Let’s make one last addition to the plot.

ggtext

Ever since learning ggplot2 last year, I’d always thought it would be great to have more control over the colour of the text within an element (such as a title or subtitle). It’s something I would frequently see in news graphics, often where words in the title are coloured the same as their manifestation (e.g. a point/bar/line) in the plot. This is now completely achievable with ggplot2, no post-processing steps required! As well as this (which can be achieved using the new theme element element_markdown) you can also add annotations, similar to geom_text, that can accomodate more bespoke formatting, using the new geom_richtext function. Within this function you can then create a label that can consist of markdown or HTML code to format the text.

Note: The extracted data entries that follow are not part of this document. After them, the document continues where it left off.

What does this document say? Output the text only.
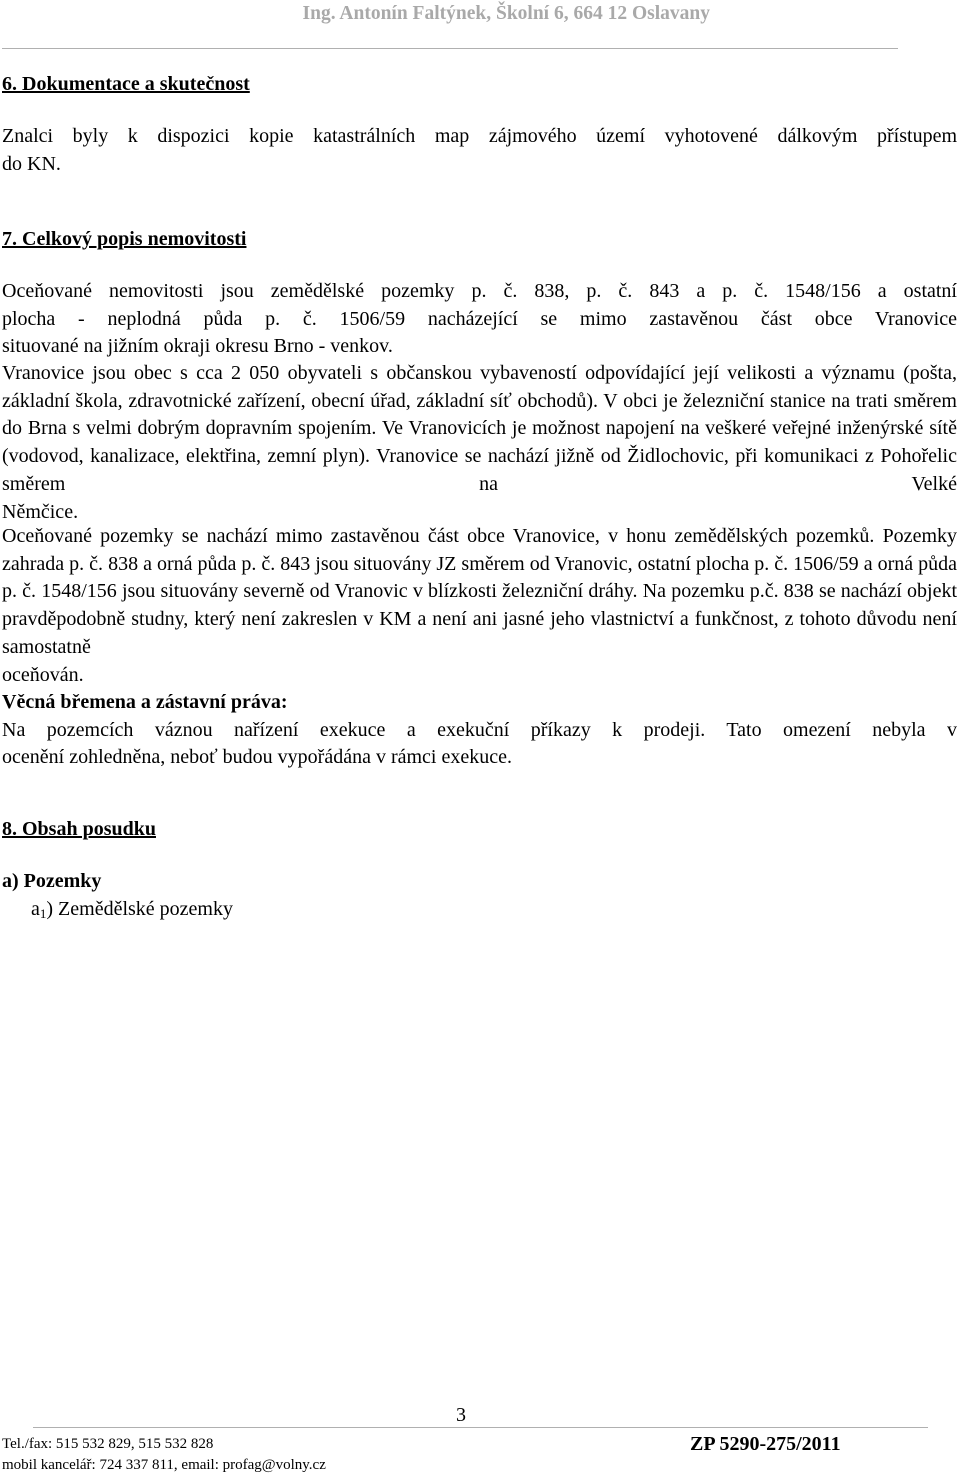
Ing. Antonín Faltýnek, Školní 6, 664 12 Oslavany
6. Dokumentace a skutečnost
Znalci byly k dispozici kopie katastrálních map zájmového území vyhotovené dálkovým přístupem
do KN.
7. Celkový popis nemovitosti
Oceňované nemovitosti jsou zemědělské pozemky p. č. 838, p. č. 843 a p. č. 1548/156 a ostatní
plocha - neplodná půda p. č. 1506/59 nacházející se mimo zastavěnou část obce Vranovice
situované na jižním okraji okresu Brno - venkov.
Vranovice jsou obec s cca 2 050 obyvateli s občanskou vybaveností odpovídající její velikosti a významu (pošta, základní škola, zdravotnické zařízení, obecní úřad, základní síť obchodů). V obci je železniční stanice na trati směrem do Brna s velmi dobrým dopravním spojením. Ve Vranovicích je možnost napojení na veškeré veřejné inženýrské sítě (vodovod, kanalizace, elektřina, zemní plyn). Vranovice se nachází jižně od Židlochovic, při komunikaci z Pohořelic směrem na Velké
Němčice.
Oceňované pozemky se nachází mimo zastavěnou část obce Vranovice, v honu zemědělských pozemků. Pozemky zahrada p. č. 838 a orná půda p. č. 843 jsou situovány JZ směrem od Vranovic, ostatní plocha p. č. 1506/59 a orná půda p. č. 1548/156 jsou situovány severně od Vranovic v blízkosti železniční dráhy. Na pozemku p.č. 838 se nachází objekt pravděpodobně studny, který není zakreslen v KM a není ani jasné jeho vlastnictví a funkčnost, z tohoto důvodu není samostatně
oceňován.
Věcná břemena a zástavní práva:
Na pozemcích váznou nařízení exekuce a exekuční příkazy k prodeji. Tato omezení nebyla v
ocenění zohledněna, neboť budou vypořádána v rámci exekuce.
8. Obsah posudku
a) Pozemky
$a_1$) Zemědělské pozemky
3
Tel./fax: 515 532 829, 515 532 828	ZP 5290-275/2011
mobil kancelář: 724 337 811, email: profag@volny.cz
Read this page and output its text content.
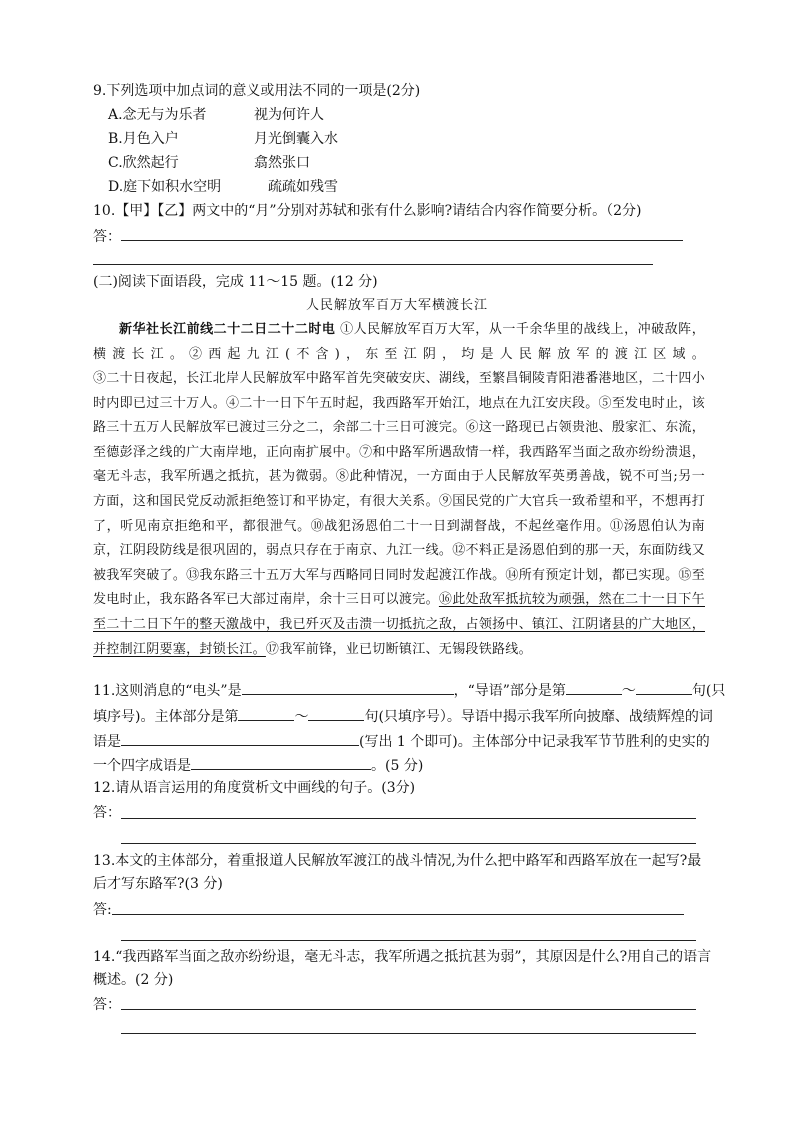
9.下列选项中加点词的意义或用法不同的一项是(2分)
A.念无与为乐者	视为何许人
B.月色入户	月光倒囊入水
C.欣然起行	翕然张口
D.庭下如积水空明	疏疏如残雪
10.【甲】【乙】两文中的“月”分别对苏轼和张有什么影响?请结合内容作简要分析。（2分)
答：
(二)阅读下面语段，完成 11～15 题。(12 分)
人民解放军百万大军横渡长江
新华社长江前线二十二日二十二时电 ①人民解放军百万大军，从一千余华里的战线上，冲破敌阵，横渡长江。②西起九江(不含)，东至江阴，均是人民解放军的渡江区域。
③二十日夜起，长江北岸人民解放军中路军首先突破安庆、湖线，至繁昌铜陵青阳港番港地区，二十四小时内即已过三十万人。④二十一日下午五时起，我西路军开始江，地点在九江安庆段。⑤至发电时止，该路三十五万人民解放军已渡过三分之二，余部二十三日可渡完。⑥这一路现已占领贵池、殷家汇、东流，至德彭泽之线的广大南岸地，正向南扩展中。⑦和中路军所遇敌情一样，我西路军当面之敌亦纷纷溃退，毫无斗志，我军所遇之抵抗，甚为微弱。⑧此种情况，一方面由于人民解放军英勇善战，锐不可当;另一方面，这和国民党反动派拒绝签订和平协定，有很大关系。⑨国民党的广大官兵一致希望和平，不想再打了，听见南京拒绝和平，都很泄气。⑩战犯汤恩伯二十一日到湖督战，不起丝毫作用。⑪汤恩伯认为南京，江阴段防线是很巩固的，弱点只存在于南京、九江一线。⑫不料正是汤恩伯到的那一天，东面防线又被我军突破了。⑬我东路三十五万大军与西略同日同时发起渡江作战。⑭所有预定计划，都已实现。⑮至发电时止，我东路各军已大部过南岸，余十三日可以渡完。⑯此处敌军抵抗较为顽强，然在二十一日下午至二十二日下午的整天激战中，我已歼灭及击溃一切抵抗之敌，占领扬中、镇江、江阴诸县的广大地区，并控制江阴要塞，封锁长江。⑰我军前锋，业已切断镇江、无锡段铁路线。
11.这则消息的“电头”是	，“导语”部分是第	～	句(只
填序号)。主体部分是第	～	句(只填序号）。导语中揭示我军所向披靡、战绩辉煌的词
语是	(写出 1 个即可)。主体部分中记录我军节节胜利的史实的
一个四字成语是	。(5 分)
12.请从语言运用的角度赏析文中画线的句子。(3分)
答：
13.本文的主体部分，着重报道人民解放军渡江的战斗情况,为什么把中路军和西路军放在一起写?最
后才写东路军?(3 分)
答:
14.“我西路军当面之敌亦纷纷退，毫无斗志，我军所遇之抵抗甚为弱”，其原因是什么?用自己的语言
概述。(2 分)
答：
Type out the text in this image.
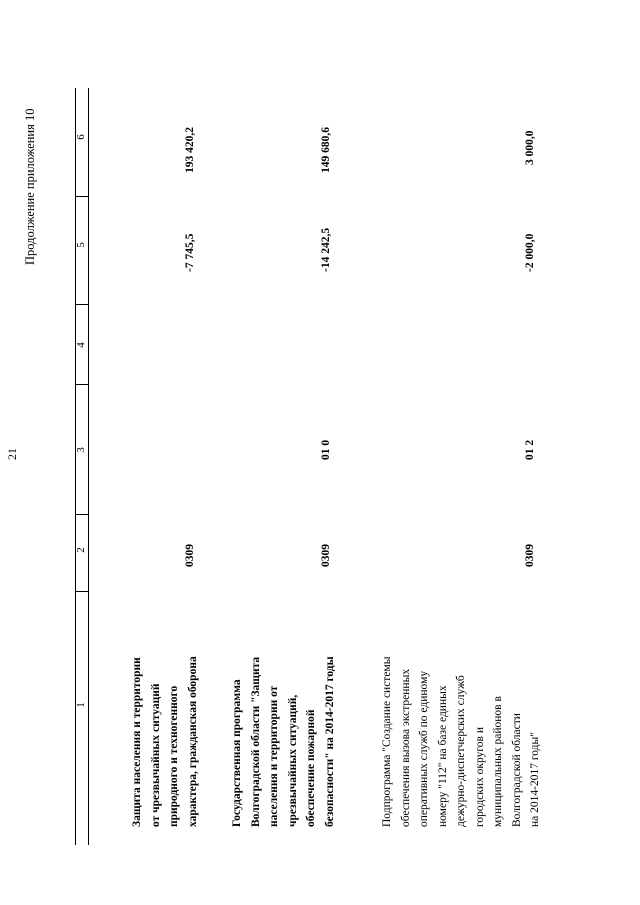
21
Продолжение приложения 10
1
2
3
4
5
6
Защита населения и территории от чрезвычайных ситуаций природного и техногенного характера, гражданская оборона
0309
-7 745,5
193 420,2
Государственная программа Волгоградской области "Защита населения и территории от чрезвычайных ситуаций, обеспечение пожарной безопасности" на 2014-2017 годы
0309
01 0
-14 242,5
149 680,6
Подпрограмма "Создание системы обеспечения вызова экстренных оперативных служб по единому номеру "112" на базе единых дежурно-диспетчерских служб городских округов и муниципальных районов в Волгоградской области на 2014-2017 годы"
0309
01 2
-2 000,0
3 000,0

In the below I am highlighting a dog, Otvazhnaya, who made 7 flights in total, the most of any dog. I’ve changed the colour of the circle outline with a geom_point call, and add an accompanying annotation using geom_richtext. The label contains some markdown to bold the dog’s name, along with some HTML to change the colour of the dog’s name so it matches the circle outline. The NA supplied to the fill and label.colour arguments removes the annotation’s background and outline.

p1 +
  geom_point(data = filter(all_dogs_flights, name_latin == 'Kusachka / Otvazhnaya'), 
             shape = 1, colour = "#64DCF4", size = 4.5, stroke = 2) +
  geom_richtext(aes(x = 4.5, y = 1959, 
                     label = "<span style='color:#64DCF4'>**Otvazhnaya ('Brave One')**</span> made the most flights of any space dog"
                     ),
                 fill = NA, label.color = NA,
                 label.padding = grid::unit(rep(0, 4), "pt"),
                 hjust = 0, family = "Space Mono", 
                 color = "white", size = 3.3)

It may seem a subtle change to have part of an annotation in a different colour, but I think this added functionality when it comes to text formatting is a big win, so thank you Claus!

End

There we have it. We’ve gone from a rather sparse and uninformative plot to something that provides more details on these space-travelling canines. I hope this encourages you to join The Annotation Game!